Monday, March 31, 2008

“The Killing Fields” of Cambodia and Vietnam vs. American Freedom

The March 31st Wall Street Journal’s news roundup “U.S. Watch” carried this brief article from the Associated Press:

“Dith Pran, the Cambodian-born journalist whose tale of enslavement and eventual escape from that country's murderous Khmer Rouge revolutionaries in 1979 became the subject of the award-winning film "The Killing Fields," died Sunday. He was 65 years old.

“Mr. Dith died at a New Jersey hospital Sunday morning of pancreatic cancer, according to Sydney Schanberg, his former colleague at The New York Times. Mr. Dith had been diagnosed almost three months ago.

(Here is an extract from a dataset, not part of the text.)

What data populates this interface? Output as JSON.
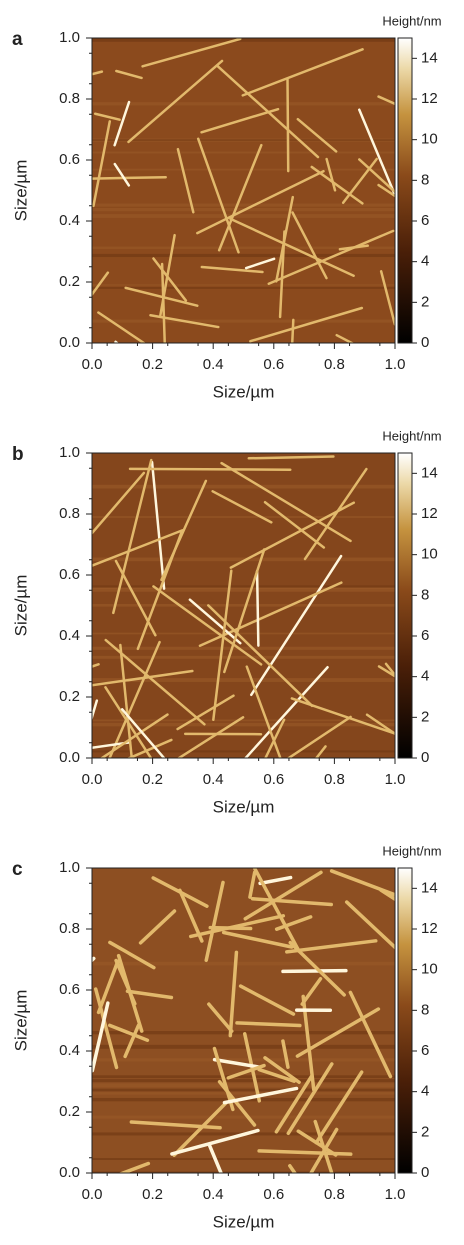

“Mr. Dith was working as an interpreter and assistant for Mr. Schanberg in Phnom Penh, the Cambodian capital, when the Vietnam War reached its end in April 1975 and both countries were taken over by communist forces. Mr. Schanberg helped Mr. Dith's family get out but was forced to leave his friend behind after the capital fell; they weren't reunited until Mr. Dith escaped 4½ years later.

“Eventually, Mr. Dith resettled in the U.S. and went to work as a photographer for the Times. It was Mr. Dith who coined the term "killing fields" for the clusters of corpses and skeletal remains of victims he encountered on his journey to freedom.”

I added the boldface in the above Associated Press article because that moment in history when Saigon fell is a pivotal one in U.S. history -- we abandoned the friends we had promised to save.

I describe this moment in the epilogue of my forthcoming book MRS. LIEUTENANT: A SHARON GOLD NOVEL:

“She flashes on the chaotic images of the American embassy at the fall of Saigon on April 30, 1975, captured on news footage: The last American helicopters lift off from the roof, desperate South Vietnamese civilians trying to cling to the helicopter skids. And in the embassy compound below, watching their last chance take off, are the masses of South Vietnamese who will become fodder for the brutality of the victorious Communists.”

Dith Pran was one of those left behind to face the brutality of the victorious Communists. But he was also one of the lucky ones – he eventually reached freedom in the United States.

And freedom in the United States is something we should never take for granted. It is a privilege for which all Americans should be grateful.